Wait, wait, let me start again because it’s not fair I take out last night’s anger out on Taco Bell. You see, yesterday my cousin Michaels birthday so his girlfriend decided to throw him a surprise dinner at "chimichongas" which oddly enough ISNT a sushi place but is instead a Mexican restaurant and tequila bar. The cluttered environment and annoying salsa music was quick to aggravate my blood. I guess being plunged into this "delightful" culture was too much for my weak heart, for it stopped within the first four minutes and I had to be carried out of the resteraunt to try again.
Let me rewind a bit. I don’t HATE Mexican people by any means, I love western movies and chihuahuas; I just can’t handle the culture. I get anxious. It’s like putting a tiger in a fun house; you can’t be mad when I start biting people.
Anyways, as I walked in to the fiesta, for the second time, I swore to myself that if I saw a SINGLE sombrero, I was leaving. As my luck would have it, there WAS a guy wearing a sombrero, but he was selling oranges so I figured he was legit and let him go. I made my way to the table and took my seat.

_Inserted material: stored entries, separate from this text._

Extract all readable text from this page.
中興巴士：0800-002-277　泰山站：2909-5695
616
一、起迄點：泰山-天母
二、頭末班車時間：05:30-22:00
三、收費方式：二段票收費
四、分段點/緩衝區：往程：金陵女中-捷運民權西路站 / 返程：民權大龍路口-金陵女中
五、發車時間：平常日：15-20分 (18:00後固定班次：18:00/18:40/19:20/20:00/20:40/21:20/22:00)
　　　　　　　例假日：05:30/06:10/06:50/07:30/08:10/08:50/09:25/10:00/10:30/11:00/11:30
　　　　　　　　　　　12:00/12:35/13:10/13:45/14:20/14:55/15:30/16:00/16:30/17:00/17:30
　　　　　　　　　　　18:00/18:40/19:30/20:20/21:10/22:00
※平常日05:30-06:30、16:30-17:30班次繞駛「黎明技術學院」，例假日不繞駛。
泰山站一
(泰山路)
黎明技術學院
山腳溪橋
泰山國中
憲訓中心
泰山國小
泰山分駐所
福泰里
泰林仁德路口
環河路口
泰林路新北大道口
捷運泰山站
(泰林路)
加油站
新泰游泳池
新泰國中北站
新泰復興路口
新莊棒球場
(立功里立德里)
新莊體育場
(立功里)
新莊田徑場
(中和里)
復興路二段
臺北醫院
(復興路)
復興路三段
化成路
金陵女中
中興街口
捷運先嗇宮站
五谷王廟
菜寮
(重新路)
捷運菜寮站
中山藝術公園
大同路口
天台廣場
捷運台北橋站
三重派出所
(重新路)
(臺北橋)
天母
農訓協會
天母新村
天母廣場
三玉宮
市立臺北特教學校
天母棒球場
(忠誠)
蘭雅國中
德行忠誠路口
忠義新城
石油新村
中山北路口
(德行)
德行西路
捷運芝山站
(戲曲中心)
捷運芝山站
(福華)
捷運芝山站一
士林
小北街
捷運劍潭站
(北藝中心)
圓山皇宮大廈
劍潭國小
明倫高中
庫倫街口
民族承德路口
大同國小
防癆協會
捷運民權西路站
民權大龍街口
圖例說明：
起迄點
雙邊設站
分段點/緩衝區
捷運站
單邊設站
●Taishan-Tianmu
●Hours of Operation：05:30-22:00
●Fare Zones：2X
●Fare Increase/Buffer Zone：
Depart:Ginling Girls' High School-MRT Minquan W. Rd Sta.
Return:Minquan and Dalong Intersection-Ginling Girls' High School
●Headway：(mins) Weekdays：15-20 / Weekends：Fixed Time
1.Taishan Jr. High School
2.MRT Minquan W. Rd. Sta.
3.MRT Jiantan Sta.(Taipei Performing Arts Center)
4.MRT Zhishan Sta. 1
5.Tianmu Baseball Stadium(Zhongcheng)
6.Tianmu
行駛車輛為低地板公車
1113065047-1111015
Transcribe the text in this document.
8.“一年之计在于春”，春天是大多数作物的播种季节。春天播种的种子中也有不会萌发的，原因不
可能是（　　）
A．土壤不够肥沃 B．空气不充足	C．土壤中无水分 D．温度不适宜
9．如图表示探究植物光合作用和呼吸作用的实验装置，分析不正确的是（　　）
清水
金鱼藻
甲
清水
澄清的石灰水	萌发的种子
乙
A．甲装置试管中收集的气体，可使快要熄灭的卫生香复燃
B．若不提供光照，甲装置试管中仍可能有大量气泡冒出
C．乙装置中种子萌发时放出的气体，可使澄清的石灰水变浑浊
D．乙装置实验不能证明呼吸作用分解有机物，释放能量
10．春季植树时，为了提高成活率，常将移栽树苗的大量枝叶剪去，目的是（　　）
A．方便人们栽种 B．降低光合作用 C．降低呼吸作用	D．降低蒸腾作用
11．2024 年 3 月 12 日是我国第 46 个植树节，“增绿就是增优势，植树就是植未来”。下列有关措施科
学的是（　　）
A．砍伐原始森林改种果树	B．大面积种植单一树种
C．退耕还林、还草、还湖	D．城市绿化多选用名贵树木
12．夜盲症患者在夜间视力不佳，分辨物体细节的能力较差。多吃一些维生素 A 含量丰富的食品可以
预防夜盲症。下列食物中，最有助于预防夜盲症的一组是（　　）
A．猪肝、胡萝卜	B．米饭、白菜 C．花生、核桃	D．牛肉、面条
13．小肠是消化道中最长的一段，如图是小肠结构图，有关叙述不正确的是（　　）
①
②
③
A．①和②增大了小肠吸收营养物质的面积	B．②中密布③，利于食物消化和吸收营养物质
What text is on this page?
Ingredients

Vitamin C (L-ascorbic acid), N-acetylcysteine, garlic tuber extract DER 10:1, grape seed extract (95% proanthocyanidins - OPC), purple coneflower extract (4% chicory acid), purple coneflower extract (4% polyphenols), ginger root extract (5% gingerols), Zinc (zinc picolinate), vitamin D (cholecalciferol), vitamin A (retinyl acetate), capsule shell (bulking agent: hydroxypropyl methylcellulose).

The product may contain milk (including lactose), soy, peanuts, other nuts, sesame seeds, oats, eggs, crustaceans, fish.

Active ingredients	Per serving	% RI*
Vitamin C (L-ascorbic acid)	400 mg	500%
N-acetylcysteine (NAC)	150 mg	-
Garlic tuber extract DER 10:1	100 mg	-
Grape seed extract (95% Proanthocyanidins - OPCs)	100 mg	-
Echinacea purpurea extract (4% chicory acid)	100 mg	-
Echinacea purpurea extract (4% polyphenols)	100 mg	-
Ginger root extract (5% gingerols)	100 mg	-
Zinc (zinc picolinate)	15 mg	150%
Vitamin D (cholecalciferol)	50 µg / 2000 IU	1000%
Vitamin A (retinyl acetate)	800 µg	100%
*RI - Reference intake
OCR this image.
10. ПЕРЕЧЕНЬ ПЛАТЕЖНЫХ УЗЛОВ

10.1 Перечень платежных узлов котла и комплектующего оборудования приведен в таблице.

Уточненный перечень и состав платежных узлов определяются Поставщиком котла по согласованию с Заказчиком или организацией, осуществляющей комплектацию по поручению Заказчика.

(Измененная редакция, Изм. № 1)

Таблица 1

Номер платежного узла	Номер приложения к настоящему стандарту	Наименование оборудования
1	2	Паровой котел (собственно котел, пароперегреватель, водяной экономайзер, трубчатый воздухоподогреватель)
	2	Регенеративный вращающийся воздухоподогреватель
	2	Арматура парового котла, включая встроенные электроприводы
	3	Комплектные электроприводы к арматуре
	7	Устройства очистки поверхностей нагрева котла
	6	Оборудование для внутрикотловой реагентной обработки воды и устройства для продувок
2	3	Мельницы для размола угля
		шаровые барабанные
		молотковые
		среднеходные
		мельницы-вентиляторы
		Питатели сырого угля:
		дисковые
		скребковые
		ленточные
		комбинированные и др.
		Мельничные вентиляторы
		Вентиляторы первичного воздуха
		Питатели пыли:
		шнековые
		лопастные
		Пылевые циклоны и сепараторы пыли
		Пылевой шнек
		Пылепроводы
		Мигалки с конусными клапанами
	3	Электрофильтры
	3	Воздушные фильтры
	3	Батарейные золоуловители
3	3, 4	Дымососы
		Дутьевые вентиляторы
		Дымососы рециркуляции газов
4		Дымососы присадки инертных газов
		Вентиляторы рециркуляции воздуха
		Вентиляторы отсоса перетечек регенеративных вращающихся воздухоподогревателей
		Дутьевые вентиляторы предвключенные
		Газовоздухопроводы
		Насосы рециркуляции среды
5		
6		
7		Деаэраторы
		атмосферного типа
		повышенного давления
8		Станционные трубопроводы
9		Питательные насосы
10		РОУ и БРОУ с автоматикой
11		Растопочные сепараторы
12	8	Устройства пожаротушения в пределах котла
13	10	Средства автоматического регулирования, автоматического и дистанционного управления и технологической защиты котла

Have you ever sat in a chair that you could have SWORN was tilted downwards? The way my seat was built was in such a way where if I relaxed the slightest bit, my underwear would ride up to my nipples. It was like something out of a Mexican SAW movie. This isn’t the worst part however. My seat was right directly in the middle of everyone else’s seat, against the wall, cut off by all the tables. What this meant was that if I wanted to go to the bathroom, I would have to pick the side of the table whose friendship I value least and ask them all to get up and shimmy down so that I could get out.
Then came the menus and for what I assume was an attempt at authenticity, they were in Mexican-SPANISH! WHATEVER THEYRE THE SAME THING! I wasn’t sure what I wanted but considering that all Mexican foods are made up of beans, rice, and cheese I just chose the closest thing to what Johnny Depp got in "once upon a time in Mexico". (Slow roasted pork with tequila and lime for those of you who are curious)
Anyways, after finishing dinner and a few Mexican beers, "Sol"? I walked in to the kitchen, killed the head chef, and went home.